In a moment when the Supreme Court of the United States has become known for its affronts to women’s rights and LGBTQ rights, a theatrical piece dedicated to Justice Thurgood Marshall — the first African-American elected to the SCOTUS post — is right on time.
Actor Brian Marable, director Steve H. Broadnax III and playwright George Stevens, Jr. have teamed up for the one-man-production of ‘Thurgood‘, which runs at People’s Light in Malvern through March 19. The play studies the life and work of the man central to the Civil Rights Movement as a lawyer for the NAACP and groundbreaking cases such as Brown v. Board of Education, and also shares the sense of humor that kept him sane during his time atop the highest Court in the United States.
Broadnax III—a man central to all things People’s Light as its Associate Artistic Director—has a love and regard for history and reality-based theater, which is evident with the showplace’s recent excursions into the life of Black, gay activist Bayard Rustin (‘Inside Ashland’), R&B vocalist Lloyd Price (‘Personality’) and imprisoned Japanese activist Gordon Hirabayashi (‘Hold These Truths’).
“These characters find me,” said Broadnax III of delving into reality-based and explosive theater. “I like stories that are historic and reflective, and in the end, focus on people we often don’t know. My aim, then, is to explain and expand the humanity of each of these characters, to respect and look into people from history that we could potentially learn from, and inspire us with their greatness.”

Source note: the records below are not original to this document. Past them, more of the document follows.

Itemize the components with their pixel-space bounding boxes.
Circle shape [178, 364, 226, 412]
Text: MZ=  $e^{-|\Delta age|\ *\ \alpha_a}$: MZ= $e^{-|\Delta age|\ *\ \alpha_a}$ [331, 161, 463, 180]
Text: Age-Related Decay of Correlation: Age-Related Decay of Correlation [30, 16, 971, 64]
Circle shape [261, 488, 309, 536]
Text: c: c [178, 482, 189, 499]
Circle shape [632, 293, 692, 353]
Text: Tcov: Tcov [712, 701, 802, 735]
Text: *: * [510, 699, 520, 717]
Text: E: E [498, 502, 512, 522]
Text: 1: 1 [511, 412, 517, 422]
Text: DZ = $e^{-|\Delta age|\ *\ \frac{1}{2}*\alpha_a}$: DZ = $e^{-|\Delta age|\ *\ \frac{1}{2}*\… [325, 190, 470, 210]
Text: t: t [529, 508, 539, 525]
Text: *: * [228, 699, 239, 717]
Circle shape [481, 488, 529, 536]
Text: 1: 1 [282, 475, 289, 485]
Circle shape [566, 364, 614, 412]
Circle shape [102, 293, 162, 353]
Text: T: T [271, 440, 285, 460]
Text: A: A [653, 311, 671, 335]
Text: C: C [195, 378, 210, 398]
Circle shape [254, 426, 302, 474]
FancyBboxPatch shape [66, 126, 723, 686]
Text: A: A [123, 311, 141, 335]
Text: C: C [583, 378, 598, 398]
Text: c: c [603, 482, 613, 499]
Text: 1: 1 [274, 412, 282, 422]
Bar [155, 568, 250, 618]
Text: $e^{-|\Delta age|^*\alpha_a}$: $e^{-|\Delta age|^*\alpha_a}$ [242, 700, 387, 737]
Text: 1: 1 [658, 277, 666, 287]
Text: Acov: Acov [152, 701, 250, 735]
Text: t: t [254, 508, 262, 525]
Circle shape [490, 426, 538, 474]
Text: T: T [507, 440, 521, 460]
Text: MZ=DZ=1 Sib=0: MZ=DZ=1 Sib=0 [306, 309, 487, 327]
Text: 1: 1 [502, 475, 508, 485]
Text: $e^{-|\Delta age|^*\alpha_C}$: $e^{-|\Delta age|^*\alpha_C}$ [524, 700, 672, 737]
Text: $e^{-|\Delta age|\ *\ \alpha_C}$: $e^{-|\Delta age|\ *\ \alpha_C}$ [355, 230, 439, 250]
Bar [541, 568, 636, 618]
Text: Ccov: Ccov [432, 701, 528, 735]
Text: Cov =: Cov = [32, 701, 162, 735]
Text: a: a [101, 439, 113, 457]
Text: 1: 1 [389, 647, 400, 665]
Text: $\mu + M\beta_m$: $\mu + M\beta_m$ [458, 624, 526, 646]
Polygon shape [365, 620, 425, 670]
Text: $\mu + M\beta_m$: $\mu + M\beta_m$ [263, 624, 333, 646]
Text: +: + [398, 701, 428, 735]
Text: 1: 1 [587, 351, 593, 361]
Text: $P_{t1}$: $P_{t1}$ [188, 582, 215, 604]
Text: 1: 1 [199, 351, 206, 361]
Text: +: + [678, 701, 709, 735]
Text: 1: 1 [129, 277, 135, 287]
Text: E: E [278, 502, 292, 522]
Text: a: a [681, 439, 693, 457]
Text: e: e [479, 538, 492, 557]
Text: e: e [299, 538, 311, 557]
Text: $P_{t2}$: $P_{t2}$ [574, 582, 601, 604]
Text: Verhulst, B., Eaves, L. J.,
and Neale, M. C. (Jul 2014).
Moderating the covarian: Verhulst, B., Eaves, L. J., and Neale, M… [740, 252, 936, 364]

Marable’s take on Broadnax III’s vision of hyper-reality and truth comes with trust and a level of partnership meant to spotlight the Supreme Court character’s life with an eye toward magnifying the most dynamic aspects of truth and justice.
“Between what is going on in the present within the court system, and what happened in the past, the things that we show of Thurgood Marshall in this play are necessary,” said Marable. “What lies behind ‘Thurgood’ is a very relevant story.”
Rather than stiffly recount SCOTUS records or riff on Marshall’s accomplishments in equal protection, social justice and civil rights, the aim of ‘Thurgood‘ was to also portray the Supreme Court Justice’s warmth and humor, something that fellow Justice Sandra Day O’Connor made note of with, “It was rare during our conference deliberations that he would not share an anecdote, a joke or a story” and “that behind most of the anecdotes was a relevant legal point.”
Broadnax III claimed that it was playwright George Stevens, Jr. script that attracted him to ‘Thurgood’.
“Marshall was so human and funny, a true everyman,” said the director. “His humor came from this humble background, and Brian (Marable) just picks up on that and runs with that humanity. Brian is my muse, man. If I could work with him on every show, I would be happy. Not only does Brian look like a young Thurgood Marshall, but he has the depth and charm necessary to portraying Marshall the man, as well as the Supreme Court Justice.”